Abruptly, Telzey closed her eyes, thought sharply, “Tick-Tock?” and waited—suddenly very angry at herself for having given in to her fancies to this extent—for whatever might happen.

* * *

She had never really established that she was able to tell, by a kind of symbolic mind-picture method, like a short waking dream, approximately what TT was thinking and feeling. Five years before, when she’d discovered Tick-Tock—an odd-looking and odder-behaved stray kitten then—in the woods near the Amberdons’ summer home on Orado, Telzey had thought so. But it might never have been more than a colorful play of her imagination; and after she got into law school and grew increasingly absorbed in her studies, she almost forgot the matter again.

Today, perhaps because she was disturbed about Tick-Tock’s behavior, the customary response was extraordinarily prompt. The warm glow of sunlight shining through her closed eyelids faded out quickly and was replaced by some inner darkness. In the darkness there appeared then an image of Tick-Tock sitting a little way off beside an open door in an old stone wall, green eyes fixed on Telzey. Telzey got the impression that TT was inviting her to go through the door, and, for some reason, the thought frightened her.

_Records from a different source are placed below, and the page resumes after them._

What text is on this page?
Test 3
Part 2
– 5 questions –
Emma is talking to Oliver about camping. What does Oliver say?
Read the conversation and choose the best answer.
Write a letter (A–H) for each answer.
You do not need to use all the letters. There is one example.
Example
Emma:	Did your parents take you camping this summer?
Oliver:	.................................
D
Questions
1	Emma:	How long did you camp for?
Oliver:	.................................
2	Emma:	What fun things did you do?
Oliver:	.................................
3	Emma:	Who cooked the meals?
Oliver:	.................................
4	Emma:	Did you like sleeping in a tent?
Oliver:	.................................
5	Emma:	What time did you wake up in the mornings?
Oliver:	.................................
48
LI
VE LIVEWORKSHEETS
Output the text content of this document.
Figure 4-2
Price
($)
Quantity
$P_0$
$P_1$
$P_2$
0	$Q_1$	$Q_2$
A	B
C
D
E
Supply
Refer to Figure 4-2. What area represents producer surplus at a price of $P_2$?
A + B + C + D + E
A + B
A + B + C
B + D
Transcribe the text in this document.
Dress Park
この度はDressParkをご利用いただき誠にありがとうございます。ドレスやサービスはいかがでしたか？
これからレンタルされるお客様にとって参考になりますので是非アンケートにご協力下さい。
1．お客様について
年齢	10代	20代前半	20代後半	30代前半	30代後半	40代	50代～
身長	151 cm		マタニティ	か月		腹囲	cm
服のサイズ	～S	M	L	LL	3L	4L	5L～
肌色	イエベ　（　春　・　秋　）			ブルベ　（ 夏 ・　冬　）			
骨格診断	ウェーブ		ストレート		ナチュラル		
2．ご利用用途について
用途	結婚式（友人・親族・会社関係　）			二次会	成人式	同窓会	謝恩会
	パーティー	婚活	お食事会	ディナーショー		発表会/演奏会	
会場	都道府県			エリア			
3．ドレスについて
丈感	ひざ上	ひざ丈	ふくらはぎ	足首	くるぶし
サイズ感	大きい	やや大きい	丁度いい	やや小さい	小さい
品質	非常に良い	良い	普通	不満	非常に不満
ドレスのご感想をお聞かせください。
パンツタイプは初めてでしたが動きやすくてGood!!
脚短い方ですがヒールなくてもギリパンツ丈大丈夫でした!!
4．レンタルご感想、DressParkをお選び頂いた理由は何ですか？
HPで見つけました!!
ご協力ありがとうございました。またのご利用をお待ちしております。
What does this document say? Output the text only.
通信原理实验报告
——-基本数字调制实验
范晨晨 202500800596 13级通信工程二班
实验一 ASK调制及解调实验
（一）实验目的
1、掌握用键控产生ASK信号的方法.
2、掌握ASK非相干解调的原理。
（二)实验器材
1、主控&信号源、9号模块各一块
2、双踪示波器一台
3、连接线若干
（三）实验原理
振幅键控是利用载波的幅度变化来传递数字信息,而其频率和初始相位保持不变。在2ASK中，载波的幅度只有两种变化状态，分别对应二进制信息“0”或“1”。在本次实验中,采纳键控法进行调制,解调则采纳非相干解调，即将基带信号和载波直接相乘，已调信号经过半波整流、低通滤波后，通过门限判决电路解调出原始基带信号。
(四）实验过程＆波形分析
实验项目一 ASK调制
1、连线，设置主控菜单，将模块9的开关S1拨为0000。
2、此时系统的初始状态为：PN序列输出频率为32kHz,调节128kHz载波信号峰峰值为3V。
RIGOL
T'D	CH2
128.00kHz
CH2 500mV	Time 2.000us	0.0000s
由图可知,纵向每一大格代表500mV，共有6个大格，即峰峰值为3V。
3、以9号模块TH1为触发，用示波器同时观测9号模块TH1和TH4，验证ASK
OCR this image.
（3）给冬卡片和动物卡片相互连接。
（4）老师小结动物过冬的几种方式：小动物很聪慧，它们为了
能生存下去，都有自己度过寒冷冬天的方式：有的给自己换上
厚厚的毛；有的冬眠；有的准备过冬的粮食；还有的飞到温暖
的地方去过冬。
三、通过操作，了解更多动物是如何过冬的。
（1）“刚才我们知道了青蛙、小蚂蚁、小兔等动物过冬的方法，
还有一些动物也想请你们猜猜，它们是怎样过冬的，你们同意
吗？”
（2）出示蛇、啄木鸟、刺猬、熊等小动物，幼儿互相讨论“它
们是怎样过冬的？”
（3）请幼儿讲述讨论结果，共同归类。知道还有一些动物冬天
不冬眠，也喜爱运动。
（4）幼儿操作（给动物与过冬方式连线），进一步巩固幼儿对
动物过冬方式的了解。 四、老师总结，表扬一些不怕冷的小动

Again, there was an immediate reaction. The scene with Tick-Tock and the door vanished; and Telzey felt she was standing in a pitch-black room, knowing that if she moved even one step forwards, something that was waiting there silently would reach out and grab her.

Naturally, she recoiled . . . and at once found herself sitting, eyes still closed and the sunlight bathing her lids, in the grass of the guesthouse garden.

She opened her eyes, looked around. Her heart was thumping rapidly. The experience couldn’t have lasted more than four or five seconds, but it had been extremely vivid, a whole, compact little nightmare. None of her earlier experiments at getting into mental communication with TT had been like that.

It served her right, Telzey thought, for trying such a childish stunt at the moment! What she should have done at once was to make a methodical search for the foolish beast—TT was bound to be somewhere nearby—locate her behind her camouflage, and hang on to her then until this nonsense in the garden was explained! Talented as Tick-Tock was at blotting herself out, it usually was possible to spot her if one directed one’s attention to shadow patterns. Telzey began a surreptitious study of the flowering bushes about her.

Three minutes later, off to her right, where the ground was banked beneath a six-foot step in the garden’s terraces, Tick-Tock’s outline suddenly caught her eye. Flat on her belly, head lifted above her paws, quite motionless, TT seemed like a transparent wraith stretched out along the terrace, barely discernible even when stared at directly. It was a convincing illusion; but what seemed to be rocks, plant leaves, and sun-splotched earth seen through the wraith-outline was simply the camouflage pattern TT had printed for the moment on her hide. She could have changed it completely in an instant to conform to a different background.